A judge in the Southern District of New York ruled that LimeWire and Gorton were on the hook for copyright infringement, unfair competition and inducing other people/companies to commit copyright infringement. This dragged on for months until Oct. 26, 2010, when LimeWire was ordered to disable all features that allowed people to illegally share music. Gorton and LimeWire were defiant, saying they would continue operating but stop distributing the offending software.
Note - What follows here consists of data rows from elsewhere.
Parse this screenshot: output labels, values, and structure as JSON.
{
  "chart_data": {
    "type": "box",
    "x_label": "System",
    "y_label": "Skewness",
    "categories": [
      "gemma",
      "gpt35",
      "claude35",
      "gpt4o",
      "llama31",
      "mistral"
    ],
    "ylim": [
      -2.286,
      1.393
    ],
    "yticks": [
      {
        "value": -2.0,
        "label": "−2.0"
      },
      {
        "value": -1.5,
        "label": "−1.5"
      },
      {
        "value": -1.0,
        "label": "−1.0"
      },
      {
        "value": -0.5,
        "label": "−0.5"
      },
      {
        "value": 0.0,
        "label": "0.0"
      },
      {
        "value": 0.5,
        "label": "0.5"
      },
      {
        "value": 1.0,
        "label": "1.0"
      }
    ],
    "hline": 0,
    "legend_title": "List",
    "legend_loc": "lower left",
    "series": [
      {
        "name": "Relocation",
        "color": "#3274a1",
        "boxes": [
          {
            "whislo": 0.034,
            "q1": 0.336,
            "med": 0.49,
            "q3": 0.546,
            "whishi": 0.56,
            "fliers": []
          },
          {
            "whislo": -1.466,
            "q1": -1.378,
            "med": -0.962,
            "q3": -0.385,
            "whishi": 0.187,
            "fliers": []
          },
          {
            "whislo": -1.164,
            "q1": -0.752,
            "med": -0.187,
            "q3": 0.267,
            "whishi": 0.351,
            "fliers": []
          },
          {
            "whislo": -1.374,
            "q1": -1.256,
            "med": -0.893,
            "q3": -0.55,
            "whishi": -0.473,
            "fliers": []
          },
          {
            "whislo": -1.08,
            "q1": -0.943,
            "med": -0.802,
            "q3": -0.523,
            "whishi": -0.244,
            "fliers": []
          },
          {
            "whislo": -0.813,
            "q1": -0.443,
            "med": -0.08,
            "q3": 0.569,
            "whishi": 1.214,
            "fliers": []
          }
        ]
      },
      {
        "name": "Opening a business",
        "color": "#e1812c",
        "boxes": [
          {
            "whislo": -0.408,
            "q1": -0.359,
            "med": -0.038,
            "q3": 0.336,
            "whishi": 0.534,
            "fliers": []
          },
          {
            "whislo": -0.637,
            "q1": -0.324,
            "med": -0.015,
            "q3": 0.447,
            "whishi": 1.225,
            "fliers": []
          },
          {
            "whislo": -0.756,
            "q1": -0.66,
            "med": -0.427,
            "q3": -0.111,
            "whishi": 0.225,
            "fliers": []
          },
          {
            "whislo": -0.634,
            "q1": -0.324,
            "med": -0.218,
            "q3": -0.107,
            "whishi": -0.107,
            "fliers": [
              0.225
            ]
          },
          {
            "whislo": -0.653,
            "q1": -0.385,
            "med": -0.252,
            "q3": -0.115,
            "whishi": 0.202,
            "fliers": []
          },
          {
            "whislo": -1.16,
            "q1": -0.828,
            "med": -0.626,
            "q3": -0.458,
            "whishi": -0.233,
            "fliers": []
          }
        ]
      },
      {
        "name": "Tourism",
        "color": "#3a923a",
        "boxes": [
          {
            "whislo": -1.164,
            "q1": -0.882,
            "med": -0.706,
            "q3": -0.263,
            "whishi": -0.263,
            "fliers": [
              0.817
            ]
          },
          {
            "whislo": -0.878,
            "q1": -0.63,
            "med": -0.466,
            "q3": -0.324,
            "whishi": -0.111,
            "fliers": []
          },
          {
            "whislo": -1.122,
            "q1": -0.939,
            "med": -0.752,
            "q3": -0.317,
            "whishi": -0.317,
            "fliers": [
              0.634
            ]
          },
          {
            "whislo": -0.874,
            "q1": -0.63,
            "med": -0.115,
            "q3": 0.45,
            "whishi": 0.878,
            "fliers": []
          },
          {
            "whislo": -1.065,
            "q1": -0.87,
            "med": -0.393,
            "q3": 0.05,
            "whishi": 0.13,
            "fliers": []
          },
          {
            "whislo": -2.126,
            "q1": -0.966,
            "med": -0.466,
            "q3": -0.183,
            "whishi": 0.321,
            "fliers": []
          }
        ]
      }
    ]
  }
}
That, however, wasn’t good enough for the RIAA. In early 2011, it followed up on the October ruling by claiming statutory damages. Judge Kimbra Wood, who was in charge of the case, wrote this in a 14-page ruling: “Plaintiffs are suggesting an award that is more money than the entire music recording industry has made since Edison’s invention of the phonograph in 1877…. If Plaintiffs were able to pursue a statutory damage theory based on the number of direct infringers per work, Defendants’ damages could reach into the trillions.”
She was correct. The RIAA wanted Gorton and LimeWire to pay a mere US$72 trillion. To put that into perspective, that was more than three times the GDP of the entire planet at the time and the combined economic output of all seven billion people. The total wealth of Earth was probably no more than US$60 trillion at the time.
How did anyone come up with that figure? Someone made a back-of-the-envelope calculation that looked at 11,000 songs, estimating the number of times each one of them had been downloaded illegally and then equating each download with the loss of a full-priced sale. Given that American law allowed for US$150,000 per infringement, the numbers got big very, very quickly.
The RIAA says it never specifically asked for US$72 trillion, but the figure did come up as part of the case.
Expecting LimeWire to pay that amount was insane, of course, so Wood gave the RIAA a way forward. She ruled that the RIAA was entitled to a “single statutory damage award from Defendants per work infringed.” If we consider the original 11,000 songs at US$150,000 each, that added up to US$1.65 billion. That was later amended to 5,000 songs and infringement damages of US$750 million. In the end, LimeWire was able to reduce the penalty to a mere US$105 million.
So what of LimeWire today? The company is gone, but its software lives on. Version 5.5.10 and all previous versions still work and can’t be disabled in any way unless the user attempts an upgrade. Meanwhile, the LimeWire name lives as a platform for people into non-fungible tokens (NFTs). It’s also in the artificial intelligence space and can be used to share AI-generated images and videos. It’s out of music entirely.
If you’re having a bad day, just remember that in 2011, a software programmer was told he was on the hook for US$72,000,000,000,000. That would cast a pall over your morning, wouldn’t it?